I think it’s fair to say that most born and bred Michiganders have lived through at least one snowstorm where they can stare into the middle distance as they recollect miles of unending snow. I for one remember how we got a whole extra week off of school following winter break in 2014. With little prompting, my dad will spin a yarn about the infamous “Blizzard of 1978” and the month he had off of school.
If you typed “Michigan snowstorm” in Google, the autocomplete function would populate a variety of years notable for significant blizzards: 1967, 1978, 2014, 2019 and (most ominously) “Michigan snowstorm coming.”
While perusing the OCH&GS's postcard collection, I found multiple postcards documenting two storms: 1936 and 1918.

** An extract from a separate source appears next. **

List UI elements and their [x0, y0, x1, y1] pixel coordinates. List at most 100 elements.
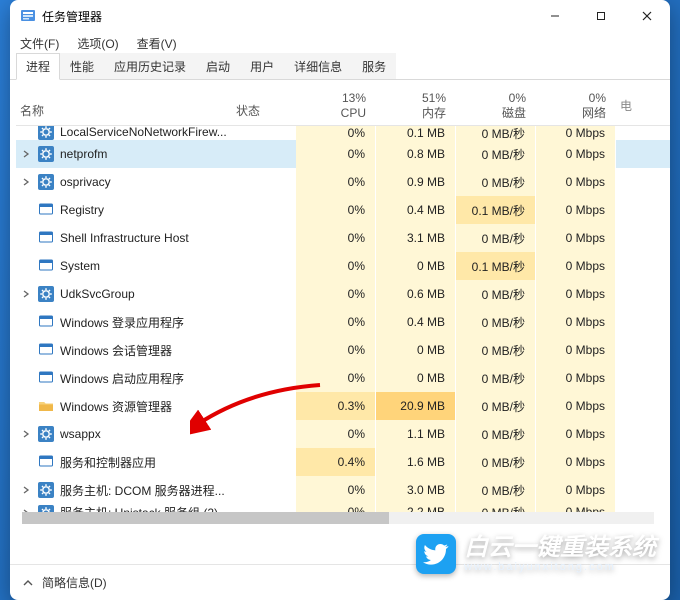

The one from 1918 has a photograph that shows the Pere Marquette train traversing through a field of snow, the bank so deep it covers the wheels and lower fourth of the caboose. Looking closer, you’ll notice four engines. Four engines, four coal cars, and one caboose. I’m no train expert myself, but those more locomotively minded than I will note that having multiple engines on a train increases its speed and pulling power. I’d venture a guess that the caboose pictured is not nearly heavy enough to warrant the extra horsepower, but rather the multiple engines paint a picture of how much power was needed to just get the train moving down the track through the ice and snow.

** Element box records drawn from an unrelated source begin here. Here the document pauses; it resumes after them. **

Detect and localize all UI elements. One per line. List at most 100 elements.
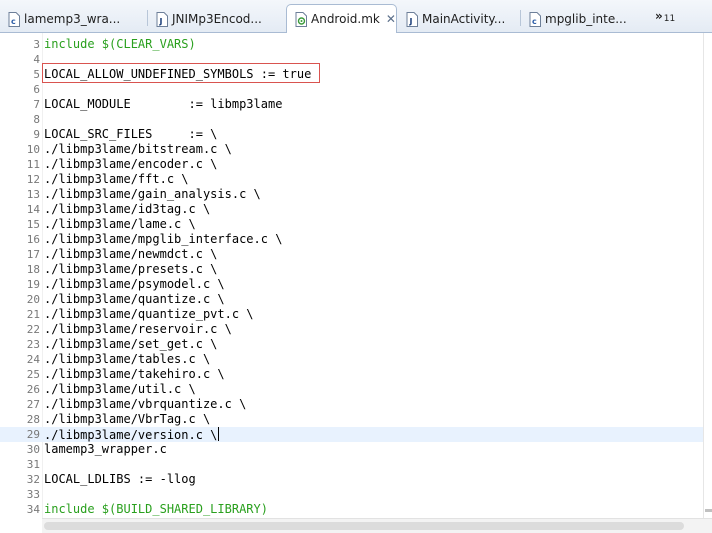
tab-label: Android.mk [311, 12, 380, 26]
code-token: ./libmp3lame/VbrTag.c \ [44, 412, 211, 426]
line-number: 23 [26, 338, 40, 351]
line-number: 8 [33, 113, 40, 126]
code-line[interactable]: 25 ./libmp3lame/takehiro.c \ [0, 367, 703, 382]
code-line[interactable]: 3 include $(CLEAR_VARS) [0, 37, 703, 52]
code-line[interactable]: 4 [0, 52, 703, 67]
line-number: 32 [26, 473, 40, 486]
code-line[interactable]: 28 ./libmp3lame/VbrTag.c \ [0, 412, 703, 427]
line-text: ./libmp3lame/set_get.c \ [44, 337, 217, 352]
code-line[interactable]: 9 LOCAL_SRC_FILES := \ [0, 127, 703, 142]
line-number: 5 [33, 68, 40, 81]
code-token: ./libmp3lame/set_get.c \ [44, 337, 218, 351]
code-line[interactable]: 18 ./libmp3lame/presets.c \ [0, 262, 703, 277]
code-line[interactable]: 20 ./libmp3lame/quantize.c \ [0, 292, 703, 307]
code-token: $(CLEAR_VARS) [94, 37, 196, 51]
code-line[interactable]: 27 ./libmp3lame/vbrquantize.c \ [0, 397, 703, 412]
line-text: ./libmp3lame/mpglib_interface.c \ [44, 232, 282, 247]
code-line[interactable]: 22 ./libmp3lame/reservoir.c \ [0, 322, 703, 337]
code-line[interactable]: 21 ./libmp3lame/quantize_pvt.c \ [0, 307, 703, 322]
line-text: ./libmp3lame/gain_analysis.c \ [44, 187, 261, 202]
code-line[interactable]: 16 ./libmp3lame/mpglib_interface.c \ [0, 232, 703, 247]
code-line[interactable]: 12 ./libmp3lame/fft.c \ [0, 172, 703, 187]
code-line[interactable]: 11 ./libmp3lame/encoder.c \ [0, 157, 703, 172]
code-line[interactable]: 7 LOCAL_MODULE := libmp3lame [0, 97, 703, 112]
tab-overflow-button[interactable]: » 11 [655, 9, 675, 24]
line-number: 21 [26, 308, 40, 321]
line-text: ./libmp3lame/quantize_pvt.c \ [44, 307, 254, 322]
line-number: 12 [26, 173, 40, 186]
code-line[interactable]: 30 lamemp3_wrapper.c [0, 442, 703, 457]
line-text: ./libmp3lame/reservoir.c \ [44, 322, 232, 337]
text-caret [218, 427, 220, 441]
line-text: ./libmp3lame/encoder.c \ [44, 157, 217, 172]
line-number: 10 [26, 143, 40, 156]
tab-android-mk[interactable]: Android.mk ✕ [286, 4, 397, 33]
code-line[interactable]: 24 ./libmp3lame/tables.c \ [0, 352, 703, 367]
line-text: ./libmp3lame/fft.c \ [44, 172, 189, 187]
line-number: 13 [26, 188, 40, 201]
line-text: ./libmp3lame/presets.c \ [44, 262, 217, 277]
line-number: 3 [33, 38, 40, 51]
line-text: LOCAL_ALLOW_UNDEFINED_SYMBOLS := true [44, 67, 311, 82]
code-line[interactable]: 33 [0, 487, 703, 502]
line-number: 28 [26, 413, 40, 426]
code-token: ./libmp3lame/takehiro.c \ [44, 367, 225, 381]
code-line[interactable]: 32 LOCAL_LDLIBS := -llog [0, 472, 703, 487]
code-token: ./libmp3lame/gain_analysis.c \ [44, 187, 261, 201]
tab-jnimp3encoder[interactable]: J JNIMp3Encod... [148, 6, 285, 32]
code-token: ./libmp3lame/mpglib_interface.c \ [44, 232, 283, 246]
line-text: ./libmp3lame/takehiro.c \ [44, 367, 225, 382]
code-line[interactable]: 34 include $(BUILD_SHARED_LIBRARY) [0, 502, 703, 517]
line-number: 9 [33, 128, 40, 141]
line-number: 33 [26, 488, 40, 501]
code-line[interactable]: 10 ./libmp3lame/bitstream.c \ [0, 142, 703, 157]
code-token: LOCAL_MODULE := libmp3lame [44, 97, 283, 111]
code-line[interactable]: 17 ./libmp3lame/newmdct.c \ [0, 247, 703, 262]
line-text: ./libmp3lame/lame.c \ [44, 217, 196, 232]
code-token: ./libmp3lame/bitstream.c \ [44, 142, 232, 156]
tab-mpglib-interface[interactable]: c mpglib_inte... [521, 6, 651, 32]
code-line[interactable]: 26 ./libmp3lame/util.c \ [0, 382, 703, 397]
code-token: ./libmp3lame/fft.c \ [44, 172, 189, 186]
code-token: ./libmp3lame/tables.c \ [44, 352, 211, 366]
close-icon[interactable]: ✕ [386, 13, 396, 25]
code-line[interactable]: 5 LOCAL_ALLOW_UNDEFINED_SYMBOLS := true [0, 67, 703, 82]
line-number: 4 [33, 53, 40, 66]
code-lines[interactable]: 3 include $(CLEAR_VARS) 4 5 LOCAL_ALLOW_UNDE… [0, 37, 703, 517]
overview-ruler[interactable] [703, 33, 712, 518]
code-line[interactable]: 23 ./libmp3lame/set_get.c \ [0, 337, 703, 352]
code-token: LOCAL_LDLIBS := -llog [44, 472, 196, 486]
tab-lamemp3-wrapper[interactable]: c lamemp3_wra... [0, 6, 147, 32]
line-text: ./libmp3lame/vbrquantize.c \ [44, 397, 246, 412]
code-token: lamemp3_wrapper.c [44, 442, 167, 456]
line-text: include $(CLEAR_VARS) [44, 37, 196, 52]
code-line[interactable]: 13 ./libmp3lame/gain_analysis.c \ [0, 187, 703, 202]
code-line[interactable]: 14 ./libmp3lame/id3tag.c \ [0, 202, 703, 217]
line-number: 6 [33, 83, 40, 96]
code-line[interactable]: 31 [0, 457, 703, 472]
chevron-double-right-icon: » [655, 9, 663, 23]
line-text: LOCAL_MODULE := libmp3lame [44, 97, 282, 112]
scrollbar-thumb[interactable] [44, 522, 684, 530]
code-line[interactable]: 8 [0, 112, 703, 127]
code-line[interactable]: 6 [0, 82, 703, 97]
svg-text:J: J [409, 17, 413, 26]
code-token: ./libmp3lame/id3tag.c \ [44, 202, 211, 216]
code-token: $(BUILD_SHARED_LIBRARY) [94, 502, 268, 516]
line-number: 30 [26, 443, 40, 456]
code-line[interactable]: 15 ./libmp3lame/lame.c \ [0, 217, 703, 232]
code-token: LOCAL_ALLOW_UNDEFINED_SYMBOLS := true [44, 67, 312, 81]
line-number: 34 [26, 503, 40, 516]
tab-mainactivity[interactable]: J MainActivity... [398, 6, 520, 32]
line-text: ./libmp3lame/VbrTag.c \ [44, 412, 210, 427]
c-file-icon: c [529, 11, 541, 27]
code-line[interactable]: 19 ./libmp3lame/psymodel.c \ [0, 277, 703, 292]
line-number: 20 [26, 293, 40, 306]
code-line[interactable]: 29 ./libmp3lame/version.c \ [0, 427, 703, 442]
code-editor[interactable]: 3 include $(CLEAR_VARS) 4 5 LOCAL_ALLOW_UNDE… [0, 33, 712, 533]
tab-label: lamemp3_wra... [24, 12, 121, 26]
tab-label: JNIMp3Encod... [172, 12, 262, 26]
eclipse-editor-window: c lamemp3_wra... J JNIMp3Encod... Androi… [0, 0, 712, 533]
line-text: ./libmp3lame/util.c \ [44, 382, 196, 397]
horizontal-scrollbar[interactable] [42, 518, 712, 533]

The caption below the photo reads “Worst Snow Storm in Years on P.M.R.R. - Hart - MICH. Jan 15, 1918” along with a photo credit to R.M. Bedell.
Another postcard also utilizes a mode of transportation to convey scale, with the automobile positively dwarfed by the snowbanks crowding either side. Honestly, I am struggling to tell how anyone could get in or out of it with how little leeway is given. I imagine you could easily hop from the crest of one snowbank onto the top of the car and make it to the opposite snowbank with little trouble.

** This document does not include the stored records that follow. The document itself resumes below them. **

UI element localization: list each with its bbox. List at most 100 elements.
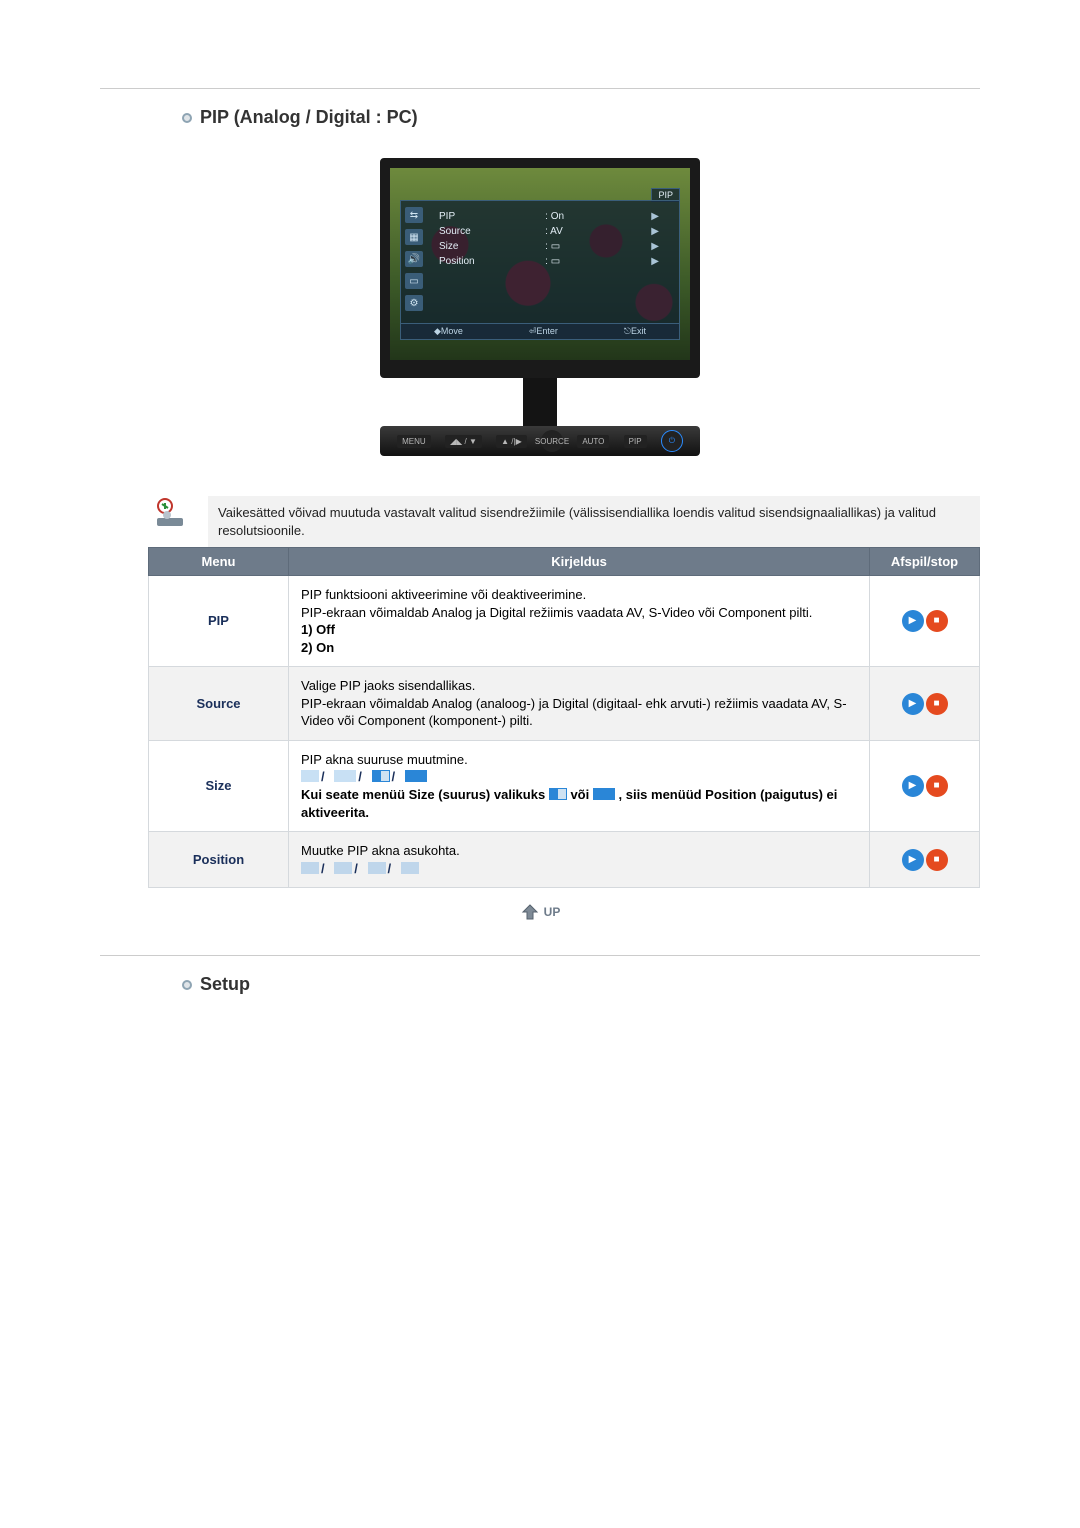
osd-row: Position : ▭ ▶ bbox=[439, 256, 659, 267]
play-stop-buttons: ▶ ■ bbox=[902, 849, 948, 871]
note-icon bbox=[148, 496, 192, 536]
table-row: Size PIP akna suuruse muutmine. / / / Ku… bbox=[149, 740, 980, 831]
section-setup-heading: Setup bbox=[182, 974, 980, 995]
th-play: Afspil/stop bbox=[870, 548, 980, 576]
size-glyph-wide-icon bbox=[593, 788, 615, 800]
stop-icon[interactable]: ■ bbox=[926, 849, 948, 871]
section-title-pip: PIP (Analog / Digital : PC) bbox=[200, 107, 418, 128]
size-glyph-medium-icon bbox=[334, 770, 356, 782]
monitor-neck bbox=[523, 378, 557, 426]
osd-footer-exit: ⎋Exit bbox=[624, 326, 646, 337]
monitor-btn-auto: AUTO bbox=[577, 435, 609, 448]
up-link[interactable]: UP bbox=[520, 902, 561, 922]
osd-row-label: Size bbox=[439, 241, 509, 252]
section-pip-heading: PIP (Analog / Digital : PC) bbox=[182, 107, 980, 128]
play-stop-buttons: ▶ ■ bbox=[902, 775, 948, 797]
osd-row-value: : ▭ bbox=[545, 256, 615, 267]
menu-cell-pip: PIP bbox=[149, 576, 289, 667]
osd-footer: ◆Move ⏎Enter ⎋Exit bbox=[401, 323, 679, 339]
play-icon[interactable]: ▶ bbox=[902, 849, 924, 871]
desc-cell-size: PIP akna suuruse muutmine. / / / Kui sea… bbox=[289, 740, 870, 831]
size-glyph-half-icon bbox=[549, 788, 567, 800]
pip-menu-table: Menu Kirjeldus Afspil/stop PIP PIP funkt… bbox=[148, 547, 980, 888]
menu-cell-source: Source bbox=[149, 667, 289, 741]
position-glyph-tr-icon bbox=[334, 862, 352, 874]
play-icon[interactable]: ▶ bbox=[902, 775, 924, 797]
osd-row: Source : AV ▶ bbox=[439, 226, 659, 237]
monitor-base: MENU ◢◣ / ▼ ▲ /|▶ SOURCE AUTO PIP ⏻ bbox=[380, 426, 700, 456]
table-row: PIP PIP funktsiooni aktiveerimine või de… bbox=[149, 576, 980, 667]
play-cell: ▶ ■ bbox=[870, 576, 980, 667]
osd-row: Size : ▭ ▶ bbox=[439, 241, 659, 252]
osd-row-arrow-icon: ▶ bbox=[651, 241, 659, 252]
osd-footer-enter: ⏎Enter bbox=[529, 326, 558, 337]
stop-icon[interactable]: ■ bbox=[926, 693, 948, 715]
osd-icon-setup: ⚙ bbox=[405, 295, 423, 311]
th-desc: Kirjeldus bbox=[289, 548, 870, 576]
bullet-icon bbox=[182, 980, 192, 990]
section-title-setup: Setup bbox=[200, 974, 250, 995]
osd-icon-pip: ▭ bbox=[405, 273, 423, 289]
size-glyph-small-icon bbox=[301, 770, 319, 782]
monitor: PIP ⇆ ▦ 🔊 ▭ ⚙ PIP : On ▶ Source bbox=[380, 158, 700, 456]
desc-cell-source: Valige PIP jaoks sisendallikas. PIP-ekra… bbox=[289, 667, 870, 741]
osd-icon-picture: ▦ bbox=[405, 229, 423, 245]
osd-row-value: : ▭ bbox=[545, 241, 615, 252]
table-row: Source Valige PIP jaoks sisendallikas. P… bbox=[149, 667, 980, 741]
size-glyph-row: / / / bbox=[301, 769, 427, 784]
osd-sidebar-icons: ⇆ ▦ 🔊 ▭ ⚙ bbox=[405, 207, 423, 311]
menu-cell-position: Position bbox=[149, 832, 289, 888]
pip-content-block: Vaikesätted võivad muutuda vastavalt val… bbox=[148, 496, 980, 888]
play-cell: ▶ ■ bbox=[870, 667, 980, 741]
desc-option: 1) Off bbox=[301, 622, 335, 637]
up-arrow-icon bbox=[520, 902, 540, 922]
desc-note: Kui seate menüü Size (suurus) valikuks v… bbox=[301, 787, 837, 820]
note-box: Vaikesätted võivad muutuda vastavalt val… bbox=[148, 496, 980, 547]
osd-row-label: PIP bbox=[439, 211, 509, 222]
th-menu: Menu bbox=[149, 548, 289, 576]
monitor-btn-down: ◢◣ / ▼ bbox=[445, 435, 482, 448]
osd-icon-sound: 🔊 bbox=[405, 251, 423, 267]
play-cell: ▶ ■ bbox=[870, 832, 980, 888]
osd-row-arrow-icon: ▶ bbox=[651, 211, 659, 222]
position-glyph-bl-icon bbox=[401, 862, 419, 874]
osd-row-label: Source bbox=[439, 226, 509, 237]
size-glyph-half-icon bbox=[372, 770, 390, 782]
monitor-btn-up: ▲ /|▶ bbox=[496, 435, 527, 448]
desc-cell-position: Muutke PIP akna asukohta. / / / bbox=[289, 832, 870, 888]
up-label: UP bbox=[544, 905, 561, 919]
osd-rows: PIP : On ▶ Source : AV ▶ Size : ▭ ▶ bbox=[439, 211, 659, 267]
position-glyph-tl-icon bbox=[368, 862, 386, 874]
up-link-wrap: UP bbox=[100, 902, 980, 925]
table-row: Position Muutke PIP akna asukohta. / / /… bbox=[149, 832, 980, 888]
play-stop-buttons: ▶ ■ bbox=[902, 693, 948, 715]
stop-icon[interactable]: ■ bbox=[926, 775, 948, 797]
osd-row-arrow-icon: ▶ bbox=[651, 226, 659, 237]
stop-icon[interactable]: ■ bbox=[926, 610, 948, 632]
play-icon[interactable]: ▶ bbox=[902, 693, 924, 715]
desc-cell-pip: PIP funktsiooni aktiveerimine või deakti… bbox=[289, 576, 870, 667]
monitor-illustration: PIP ⇆ ▦ 🔊 ▭ ⚙ PIP : On ▶ Source bbox=[100, 158, 980, 456]
divider-top bbox=[100, 88, 980, 89]
desc-option: 2) On bbox=[301, 640, 334, 655]
menu-cell-size: Size bbox=[149, 740, 289, 831]
osd-row-value: : AV bbox=[545, 226, 615, 237]
desc-line: PIP funktsiooni aktiveerimine või deakti… bbox=[301, 587, 586, 602]
osd-panel: ⇆ ▦ 🔊 ▭ ⚙ PIP : On ▶ Source : AV ▶ bbox=[400, 200, 680, 340]
monitor-btn-menu: MENU bbox=[397, 435, 431, 448]
play-cell: ▶ ■ bbox=[870, 740, 980, 831]
osd-row: PIP : On ▶ bbox=[439, 211, 659, 222]
position-glyph-br-icon bbox=[301, 862, 319, 874]
monitor-btn-power: ⏻ bbox=[661, 430, 683, 452]
bullet-icon bbox=[182, 113, 192, 123]
size-glyph-wide-icon bbox=[405, 770, 427, 782]
osd-row-arrow-icon: ▶ bbox=[651, 256, 659, 267]
desc-line: PIP akna suuruse muutmine. bbox=[301, 752, 468, 767]
position-glyph-row: / / / bbox=[301, 861, 419, 876]
desc-line: Muutke PIP akna asukohta. bbox=[301, 843, 460, 858]
play-icon[interactable]: ▶ bbox=[902, 610, 924, 632]
monitor-btn-source: SOURCE bbox=[541, 430, 563, 452]
osd-footer-move: ◆Move bbox=[434, 326, 463, 337]
divider-bottom bbox=[100, 955, 980, 956]
desc-line: PIP-ekraan võimaldab Analog ja Digital r… bbox=[301, 605, 812, 620]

The photo’s caption reads, “Seen on Highway M.46, Mich. Feb. 1936.
February 1936 saw a tremendous snowstorm hit the Midwest, with a northwest gale bringing in 45 mph winds and record low temperatures. In fact, that February is the coldest average on record for the entire contiguous United States. For six consecutive weeks in Western Michigan, the daily highs did not even reach above zero degrees Fahrenheit. Of course, none of this was helped by the lake effect snow, which dumped snow as deep as 10 feet in some places. And of course, the summer of that same year saw the worst heat wave in North America in the 20th century.
And to answer the most important question regarding the 1936 photograph - no, I don’t know what model of car that is. I’ll take a stab in the dark and say it's a 1930-something Ford V8, and I do expect someone to hunt me down to correct me.
Neither of these postcards had been written on, let alone sent through the mail, and while I did find plenty of postcards in the collection with winter scenes that had messages, most of them were postmarked in summer and bragged about all the swimming and fishing the senders were getting up to while on vacation. Lucky ducks.